Which law applies when selling to Slovakia?

For mandatory consumer-protection rules, the law of the consumer's country of residence applies — so Slovak law for customers in Slovakia (Acts 102/2014, 250/2007, GDPR).

Are my home-country terms enough for Slovakia?

No. Terms drafted under your home law do not cover Slovak requirements (Act 102/2014, the complaints procedure under 250/2007, ARS under 391/2015) and are often unenforceable against Slovak consumers.

Do the terms have to be in Slovak?

Yes. The State Language Act (No. 270/1995 Coll.) requires consumer information in Slovakia to be published in Slovak. The SOI treats foreign-language terms as a breach of the information obligations.

Do I have to offer ARS/ODR?

Yes.

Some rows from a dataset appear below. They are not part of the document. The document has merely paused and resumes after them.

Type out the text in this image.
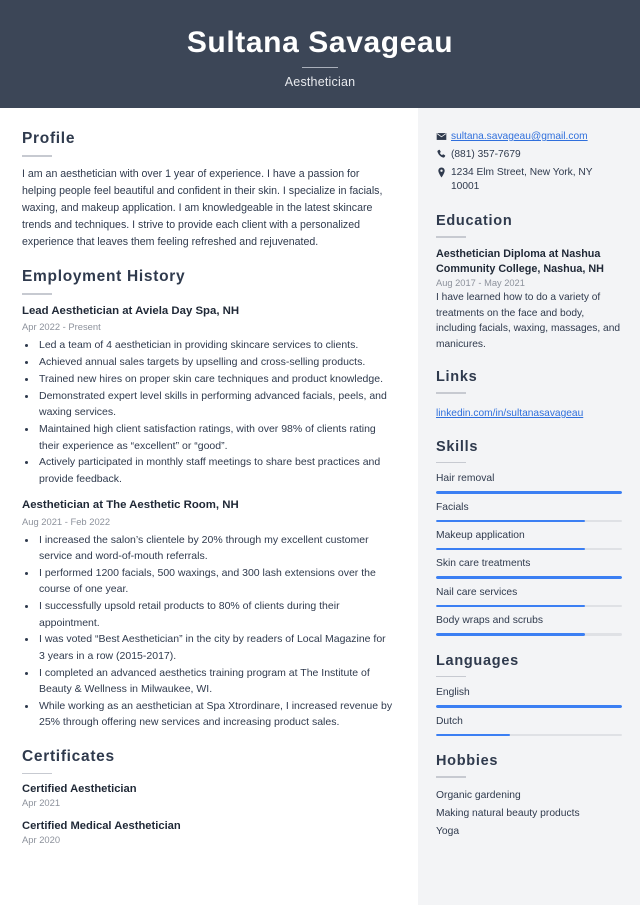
Sultana Savageau
Aesthetician
Profile
I am an aesthetician with over 1 year of experience. I have a passion for helping people feel beautiful and confident in their skin. I specialize in facials, waxing, and makeup application. I am knowledgeable in the latest skincare trends and techniques. I strive to provide each client with a personalized experience that leaves them feeling refreshed and rejuvenated.
Employment History
Lead Aesthetician at Aviela Day Spa, NH
Apr 2022 - Present
• Led a team of 4 aesthetician in providing skincare services to clients.
• Achieved annual sales targets by upselling and cross-selling products.
• Trained new hires on proper skin care techniques and product knowledge.
• Demonstrated expert level skills in performing advanced facials, peels, and waxing services.
• Maintained high client satisfaction ratings, with over 98% of clients rating their experience as “excellent” or “good”.
• Actively participated in monthly staff meetings to share best practices and provide feedback.
Aesthetician at The Aesthetic Room, NH
Aug 2021 - Feb 2022
• I increased the salon’s clientele by 20% through my excellent customer service and word-of-mouth referrals.
• I performed 1200 facials, 500 waxings, and 300 lash extensions over the course of one year.
• I successfully upsold retail products to 80% of clients during their appointment.
• I was voted “Best Aesthetician” in the city by readers of Local Magazine for 3 years in a row (2015-2017).
• I completed an advanced aesthetics training program at The Institute of Beauty & Wellness in Milwaukee, WI.
• While working as an aesthetician at Spa Xtrordinare, I increased revenue by 25% through offering new services and increasing product sales.
Certificates
Certified Aesthetician
Apr 2021
Certified Medical Aesthetician
Apr 2020
sultana.savageau@gmail.com
(881) 357-7679
1234 Elm Street, New York, NY 10001
Education
Aesthetician Diploma at Nashua Community College, Nashua, NH
Aug 2017 - May 2021
I have learned how to do a variety of treatments on the face and body, including facials, waxing, massages, and manicures.
Links
linkedin.com/in/sultanasavageau
Skills
Hair removal
Facials
Makeup application
Skin care treatments
Nail care services
Body wraps and scrubs
Languages
English
Dutch
Hobbies
Organic gardening
Making natural beauty products
Yoga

Act No. 391/2015 Coll. introduces alternative dispute resolution (ARS) run by the SOI and other bodies. The terms must name the ARS body and include a link to the ODR platform (Regulation (EU) 524/2013).

What fines can the SOI impose?

Administrative fines up to EUR 66,400 for breaches of Acts 250/2007 and 102/2014 (e.g. missing withdrawal information). The ÚOOÚ SR — up to EUR 20M or 4% of turnover for GDPR breaches.